If a dispute progresses through multiple stages, this paper trail is your case.
Need Help?
If you are unsure how to begin or the process feels difficult to navigate on your own, you do not have to handle it alone.
Our team assists investors in organising evidence, preparing structured complaint filings, navigating SCORES and SMART ODR, and pursuing arbitration when required.
Register with us, and we will guide you through every step.
Conclusion
Filing a complaint against Manish Goel is not complicated, but it does require being organised and moving through the process methodically.
The case is notable because it is unusually well-documented in the public record.
Two SEBI orders, a Securities Appellate Tribunal judgment, a recovery certificate, and a formal Notice of Demand all form part of a regulatory trail that gives individual complainants a stronger foundation than is available in most advisory disputes.

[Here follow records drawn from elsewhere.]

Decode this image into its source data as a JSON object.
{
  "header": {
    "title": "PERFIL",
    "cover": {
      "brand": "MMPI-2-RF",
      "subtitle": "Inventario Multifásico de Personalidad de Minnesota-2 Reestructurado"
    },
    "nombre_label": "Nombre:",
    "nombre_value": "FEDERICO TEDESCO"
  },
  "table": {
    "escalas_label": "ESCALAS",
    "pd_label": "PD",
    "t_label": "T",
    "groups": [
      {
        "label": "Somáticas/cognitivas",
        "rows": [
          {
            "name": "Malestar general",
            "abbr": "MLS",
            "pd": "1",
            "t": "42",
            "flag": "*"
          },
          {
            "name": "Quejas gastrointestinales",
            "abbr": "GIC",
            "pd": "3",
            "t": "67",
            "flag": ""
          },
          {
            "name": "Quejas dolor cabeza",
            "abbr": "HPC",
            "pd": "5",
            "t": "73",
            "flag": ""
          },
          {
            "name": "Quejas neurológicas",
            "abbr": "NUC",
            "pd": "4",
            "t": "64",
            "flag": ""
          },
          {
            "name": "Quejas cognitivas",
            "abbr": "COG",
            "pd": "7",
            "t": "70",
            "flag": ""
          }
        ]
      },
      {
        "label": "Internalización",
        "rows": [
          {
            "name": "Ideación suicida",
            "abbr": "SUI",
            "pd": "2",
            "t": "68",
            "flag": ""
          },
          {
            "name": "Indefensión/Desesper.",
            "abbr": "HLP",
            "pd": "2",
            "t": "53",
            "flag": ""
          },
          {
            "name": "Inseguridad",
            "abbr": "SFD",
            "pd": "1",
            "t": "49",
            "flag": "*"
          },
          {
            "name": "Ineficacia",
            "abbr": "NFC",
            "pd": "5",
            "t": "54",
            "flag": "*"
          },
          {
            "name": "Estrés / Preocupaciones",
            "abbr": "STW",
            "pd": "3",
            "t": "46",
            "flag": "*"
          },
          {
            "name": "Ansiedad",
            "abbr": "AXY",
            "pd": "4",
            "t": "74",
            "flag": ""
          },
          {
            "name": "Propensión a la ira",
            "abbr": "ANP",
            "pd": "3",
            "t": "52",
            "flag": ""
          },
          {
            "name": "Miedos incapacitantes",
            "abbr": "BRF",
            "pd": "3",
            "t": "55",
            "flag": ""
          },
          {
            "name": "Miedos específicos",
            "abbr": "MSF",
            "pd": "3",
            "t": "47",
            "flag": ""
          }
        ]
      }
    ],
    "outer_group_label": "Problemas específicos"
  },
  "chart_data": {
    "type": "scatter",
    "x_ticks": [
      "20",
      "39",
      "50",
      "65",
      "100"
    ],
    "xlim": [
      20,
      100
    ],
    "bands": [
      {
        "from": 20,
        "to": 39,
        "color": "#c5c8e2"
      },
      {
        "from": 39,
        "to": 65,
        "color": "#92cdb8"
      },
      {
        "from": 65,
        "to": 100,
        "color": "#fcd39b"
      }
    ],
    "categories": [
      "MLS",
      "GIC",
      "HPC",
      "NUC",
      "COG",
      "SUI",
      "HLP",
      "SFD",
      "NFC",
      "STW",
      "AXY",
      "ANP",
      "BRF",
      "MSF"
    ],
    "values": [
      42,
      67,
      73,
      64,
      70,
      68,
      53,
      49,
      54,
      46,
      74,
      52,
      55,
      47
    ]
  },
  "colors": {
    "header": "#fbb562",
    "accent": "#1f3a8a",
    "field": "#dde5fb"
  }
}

SEBI’s Adjudicating Officer described Manish Goel’s conduct as showing “blatant disregard for the interest of their clients.”
That is not a phrase regulators use lightly, and it reflects the seriousness with which SEBI viewed both the assured return promises and the complete absence of research documentation for paid recommendations.
If you have experienced any of the patterns: promised returns that did not materialise, recommendations without research reports, a KYC process that never happened, or subscriptions that felt misrepresented, the formal channels to seek redress are structured specifically for situations like yours.
Start by preserving every piece of communication you have. Then work through the steps in sequence: direct complaint, SEBI SCORES, SMART ODR, and if needed, arbitration.
Each step builds on the last.
Your money deserves accountability. The question is whether you take the first step.